The Center for Biological Diversity counters that the pesticides meet a broader PFAS definition endorsed by more than 150 researchers and used by nearly every US state. It says the EPA quietly removed a reference to that competing definition from its own website weeks after publishing it. The group also points out that diflufenican and epyrifenacil break down into trifluoroacetic acid, a persistent water contaminant that the European Chemicals Agency has recommended be classified as toxic to reproduction.

Regulators abroad have already drawn harder lines. Denmark has banned diflufenican over its contribution to groundwater contamination, and epyrifenacil has never been cleared for use in Europe.

On the cancer question, the EPA rates epyrifenacil as 'not likely to be carcinogenic' at low doses, yet the pesticide causes liver tumours in animal studies, and a diflufenican breakdown product shares a toxicity profile with aniline, a compound the agency itself classifies as a probable human carcinogen.

Supreme Court Ruling Narrows The Path To Sue Pesticide Makers

The timing has amplified the alarm. On 25 June 2026 the Supreme Court ruled 7-2 in Monsanto Co. v. Durnell that the Federal Insecticide, Fungicide, and Rodenticide Act preempts state failure-to-warn claims. Writing for the majority, Justice Brett Kavanaugh held that state juries cannot force a pesticide label to carry warnings 'in addition to or different from' those the EPA approves.

Justice Ketanji Brown Jackson, joined by Justice Neil Gorsuch, dissented, writing that the decision 'misunderstands FIFRA's requirements' and leaves the plaintiff without a remedy. The case grew from a Missouri jury award to farmer John Durnell, who developed non-Hodgkin lymphoma after decades of Roundup use. Bayer welcomed the ruling as good for regulatory clarity, and analysts expect it to close out most of the roughly 100,000 pending Roundup claims.

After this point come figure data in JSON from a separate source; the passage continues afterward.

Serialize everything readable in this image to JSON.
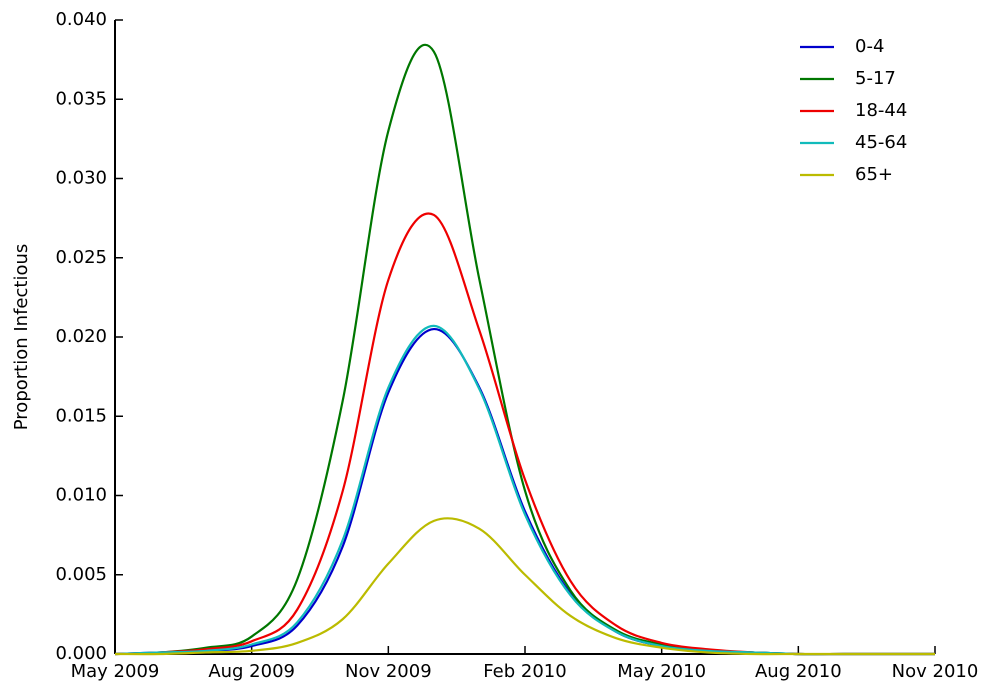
{
  "chart_data": {
    "type": "line",
    "ylabel": "Proportion Infectious",
    "x": [
      "2009-05",
      "2009-06",
      "2009-07",
      "2009-08",
      "2009-09",
      "2009-10",
      "2009-11",
      "2009-12",
      "2010-01",
      "2010-02",
      "2010-03",
      "2010-04",
      "2010-05",
      "2010-06",
      "2010-07",
      "2010-08",
      "2010-09",
      "2010-10",
      "2010-11"
    ],
    "xlim": [
      "2009-05",
      "2010-11"
    ],
    "xticks": [
      {
        "value": "2009-05",
        "label": "May 2009"
      },
      {
        "value": "2009-08",
        "label": "Aug 2009"
      },
      {
        "value": "2009-11",
        "label": "Nov 2009"
      },
      {
        "value": "2010-02",
        "label": "Feb 2010"
      },
      {
        "value": "2010-05",
        "label": "May 2010"
      },
      {
        "value": "2010-08",
        "label": "Aug 2010"
      },
      {
        "value": "2010-11",
        "label": "Nov 2010"
      }
    ],
    "ylim": [
      0,
      0.04
    ],
    "yticks": [
      {
        "value": 0,
        "label": "0.000"
      },
      {
        "value": 0.005,
        "label": "0.005"
      },
      {
        "value": 0.01,
        "label": "0.010"
      },
      {
        "value": 0.015,
        "label": "0.015"
      },
      {
        "value": 0.02,
        "label": "0.020"
      },
      {
        "value": 0.025,
        "label": "0.025"
      },
      {
        "value": 0.03,
        "label": "0.030"
      },
      {
        "value": 0.035,
        "label": "0.035"
      },
      {
        "value": 0.04,
        "label": "0.040"
      }
    ],
    "legend": "upper right",
    "series": [
      {
        "name": "0-4",
        "color": "#0000cc",
        "values": [
          0,
          0.0001,
          0.0002,
          0.0005,
          0.0018,
          0.0068,
          0.0165,
          0.0205,
          0.0168,
          0.009,
          0.0038,
          0.0014,
          0.0005,
          0.0002,
          0.0001,
          0,
          0,
          0,
          0
        ]
      },
      {
        "name": "5-17",
        "color": "#007700",
        "values": [
          0,
          0.0001,
          0.0004,
          0.0011,
          0.0047,
          0.016,
          0.033,
          0.038,
          0.0236,
          0.0103,
          0.004,
          0.0015,
          0.0006,
          0.0002,
          0.0001,
          0,
          0,
          0,
          0
        ]
      },
      {
        "name": "18-44",
        "color": "#ee0000",
        "values": [
          0,
          0.0001,
          0.0003,
          0.0008,
          0.0028,
          0.0103,
          0.0236,
          0.0277,
          0.0204,
          0.011,
          0.0046,
          0.0018,
          0.0007,
          0.0003,
          0.0001,
          0,
          0,
          0,
          0
        ]
      },
      {
        "name": "45-64",
        "color": "#11bbbb",
        "values": [
          0,
          0.0001,
          0.0002,
          0.0006,
          0.002,
          0.0072,
          0.0168,
          0.0207,
          0.0167,
          0.0088,
          0.0037,
          0.0014,
          0.0005,
          0.0002,
          0.0001,
          0,
          0,
          0,
          0
        ]
      },
      {
        "name": "65+",
        "color": "#bbbb00",
        "values": [
          0,
          0,
          0.0001,
          0.0002,
          0.0007,
          0.0022,
          0.0057,
          0.0084,
          0.0079,
          0.005,
          0.0024,
          0.001,
          0.0004,
          0.0001,
          0,
          0,
          0,
          0,
          0
        ]
      }
    ]
  }
}
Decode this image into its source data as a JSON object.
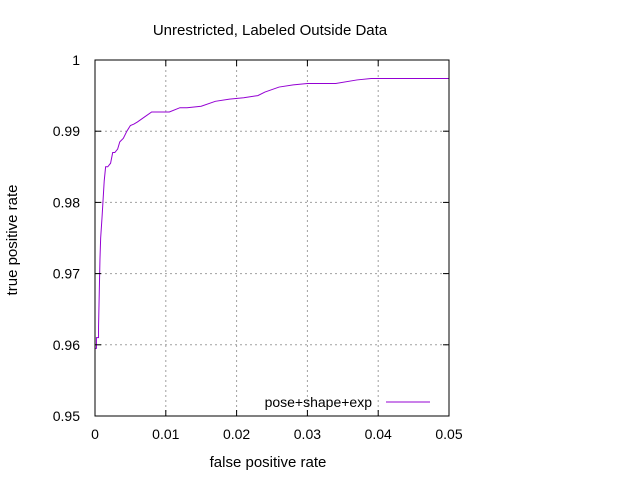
{
  "chart_data": {
    "type": "line",
    "title": "Unrestricted, Labeled Outside Data",
    "xlabel": "false positive rate",
    "ylabel": "true positive rate",
    "xlim": [
      0,
      0.05
    ],
    "ylim": [
      0.95,
      1
    ],
    "x_ticks": [
      0,
      0.01,
      0.02,
      0.03,
      0.04,
      0.05
    ],
    "x_tick_labels": [
      "0",
      "0.01",
      "0.02",
      "0.03",
      "0.04",
      "0.05"
    ],
    "y_ticks": [
      0.95,
      0.96,
      0.97,
      0.98,
      0.99,
      1
    ],
    "y_tick_labels": [
      "0.95",
      "0.96",
      "0.97",
      "0.98",
      "0.99",
      "1"
    ],
    "grid": true,
    "legend_position": "bottom-right",
    "series": [
      {
        "name": "pose+shape+exp",
        "color": "#9400d3",
        "x": [
          0,
          0,
          0.0002,
          0.0002,
          0.0005,
          0.0005,
          0.0007,
          0.0008,
          0.001,
          0.0013,
          0.0015,
          0.0018,
          0.0022,
          0.0025,
          0.0028,
          0.0032,
          0.0035,
          0.004,
          0.0045,
          0.005,
          0.0055,
          0.006,
          0.007,
          0.008,
          0.009,
          0.0105,
          0.012,
          0.013,
          0.015,
          0.017,
          0.019,
          0.021,
          0.023,
          0.024,
          0.026,
          0.028,
          0.03,
          0.034,
          0.037,
          0.039,
          0.041,
          0.045,
          0.05
        ],
        "y": [
          0.95,
          0.9595,
          0.9595,
          0.961,
          0.961,
          0.9625,
          0.972,
          0.975,
          0.978,
          0.983,
          0.985,
          0.985,
          0.9855,
          0.987,
          0.987,
          0.9875,
          0.9885,
          0.989,
          0.99,
          0.9908,
          0.991,
          0.9913,
          0.992,
          0.9927,
          0.9927,
          0.9927,
          0.9933,
          0.9933,
          0.9935,
          0.9942,
          0.9945,
          0.9947,
          0.995,
          0.9955,
          0.9962,
          0.9965,
          0.9967,
          0.9967,
          0.9972,
          0.9974,
          0.9974,
          0.9974,
          0.9974
        ]
      }
    ]
  }
}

Nathan Donley, environmental health science director at the Center for Biological Diversity, called the fresh approvals 'a national outrage' coming days after the court 'limited the American people's right to sue pesticide companies.' He argues the agency has approved hundreds of poisons it has itself linked to cancer. The EPA maintains its reviews follow gold-standard science and that the compounds are safer than the older chemicals they replace.

Whether the courts, Congress or a fractured Make America Healthy Again movement can reopen the door the EPA has just widened will now shape what ends up on America's dinner plates for a generation.